Lunghe colonne di formiche camminano in direzione delle briciole mentre i tuoi passi risuonano nello schiacciare gli aghi di pino morti sul sentiero per il mare. Ti hanno dato il permesso di tornarci, dopo aver dormito. Qualche uccello canta. Si sente il rumore dell’acqua. Una cicala frinisce sulla corteccia di un pino sul sentiero secondario, che si snoda tra la macchia bassa e scura, piena di rovi e arbusti contorti, dalla corteccia color fango. Sulla tua sinistra un fruscio ti fa voltare. C’è un cane, in mezzo al sentiero.
Ti guardi intorno ma non c’è nessuno, lì. Il cane è scuro, alto, ti arriverà – riesci a calcolare – all’incirca a metà busto. Pensi febbrilmente a cosa fare. «Mai indietreggiare», ti ha detto tuo padre. «Stai fermo, stai calmo».
Il cane ti osserva per qualche istante, poi ringhia. Le labbra si arricciano ai lati, vedi il biancore dei denti e la punta rosa della lingua. Pensi che attaccherà, è solo questione di tempo. Lungo la tua fronte si raggruppano lunghe lacrime di sudore che ti cadono sugli occhi, ne avverti il bruciore. Ti hanno detto mille volte di non allontanarti dalla strada.
Il cane continua a emettere dei ringhi sommessi, a brevi intervalli. Ti balena in testa l’idea che, se ti mettessi a piangere, forse si muoverebbe a compassione, così smetti di frenarti e cominci a singhiozzare piano, ti lasci andare al terrore. Le spalle si scuotono con violenza nello sforzo di non fare rumore. Tra le lacrime, vedi i pini trafitti dalla luce che ti arrivano agli occhi come se volessero cancellare il cane per impedirti di piangere.
Quando pensi che ti salterà addosso, la voce improvvisa di tua madre che ti chiama lo fa scappare dentro alla macchia da cui è comparso.
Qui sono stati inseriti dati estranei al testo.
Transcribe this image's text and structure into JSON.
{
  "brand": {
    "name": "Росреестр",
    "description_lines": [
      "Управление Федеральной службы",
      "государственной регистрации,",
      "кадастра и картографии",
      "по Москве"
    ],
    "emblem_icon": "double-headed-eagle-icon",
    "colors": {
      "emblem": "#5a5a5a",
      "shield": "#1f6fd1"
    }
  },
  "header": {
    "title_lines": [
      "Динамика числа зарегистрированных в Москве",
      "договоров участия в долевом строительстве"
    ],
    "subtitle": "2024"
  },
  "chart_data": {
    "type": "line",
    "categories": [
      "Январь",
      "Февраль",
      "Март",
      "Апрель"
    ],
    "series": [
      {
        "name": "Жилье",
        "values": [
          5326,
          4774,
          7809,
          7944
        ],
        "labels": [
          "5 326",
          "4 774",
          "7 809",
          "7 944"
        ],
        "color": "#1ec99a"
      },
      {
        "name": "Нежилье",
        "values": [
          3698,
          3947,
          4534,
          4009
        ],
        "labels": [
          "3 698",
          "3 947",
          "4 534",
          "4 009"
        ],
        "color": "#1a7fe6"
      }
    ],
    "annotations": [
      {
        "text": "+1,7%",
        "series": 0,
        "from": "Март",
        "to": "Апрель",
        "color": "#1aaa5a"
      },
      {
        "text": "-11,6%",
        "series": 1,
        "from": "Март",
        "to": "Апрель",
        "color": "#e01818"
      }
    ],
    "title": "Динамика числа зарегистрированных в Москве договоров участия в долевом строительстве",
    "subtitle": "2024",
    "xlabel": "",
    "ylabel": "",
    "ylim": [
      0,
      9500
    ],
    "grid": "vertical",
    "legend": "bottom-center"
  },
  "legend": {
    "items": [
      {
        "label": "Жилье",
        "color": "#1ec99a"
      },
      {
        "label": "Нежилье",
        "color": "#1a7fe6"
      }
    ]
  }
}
La vedi mentre ti corre incontro, ti abbraccia. Le racconti tutto, singhiozzi in modo convulso; lei ti prende per mano e ti riporta alla piazzola, tu sfreghi l’avambraccio sugli occhi per non mostrare a tuo padre che hai pianto.
«Non ci voglio più stare qui». Lo dici con convinzione e, quando lo fai, il bambino diventa un adulto pieno di paura e risentimento. Tuo padre sospira.
«Vieni qua» ti dice, e ti accarezza la testa.

Quando arrivate a casa, in montagna, è una sera senza vento. La nebbia sale lieve dai campi ai due lati della strada. Ci sono rose selvatiche, biancospino e bacche nere. I corvi volano in modo disordinato sullo sfondo azzurro pallido del cielo scaldato dal sole del tramonto, con striature color ostrica e nuvole rosa pesca. «È bello essere a casa». Lo dici a te stesso ma lo pronunci a voce alta.
Quando vai a salutare la zia, sulla guancia ti dà un bacio che sa di rossetto e bicarbonato. Ti prepara lo zabaione, ci aggiunge una goccia di caffè buono e ti fa l’occhiolino. Si porta l’indice alle labbra. «Non glielo raccontare a tua madre, del caffè», ti dice.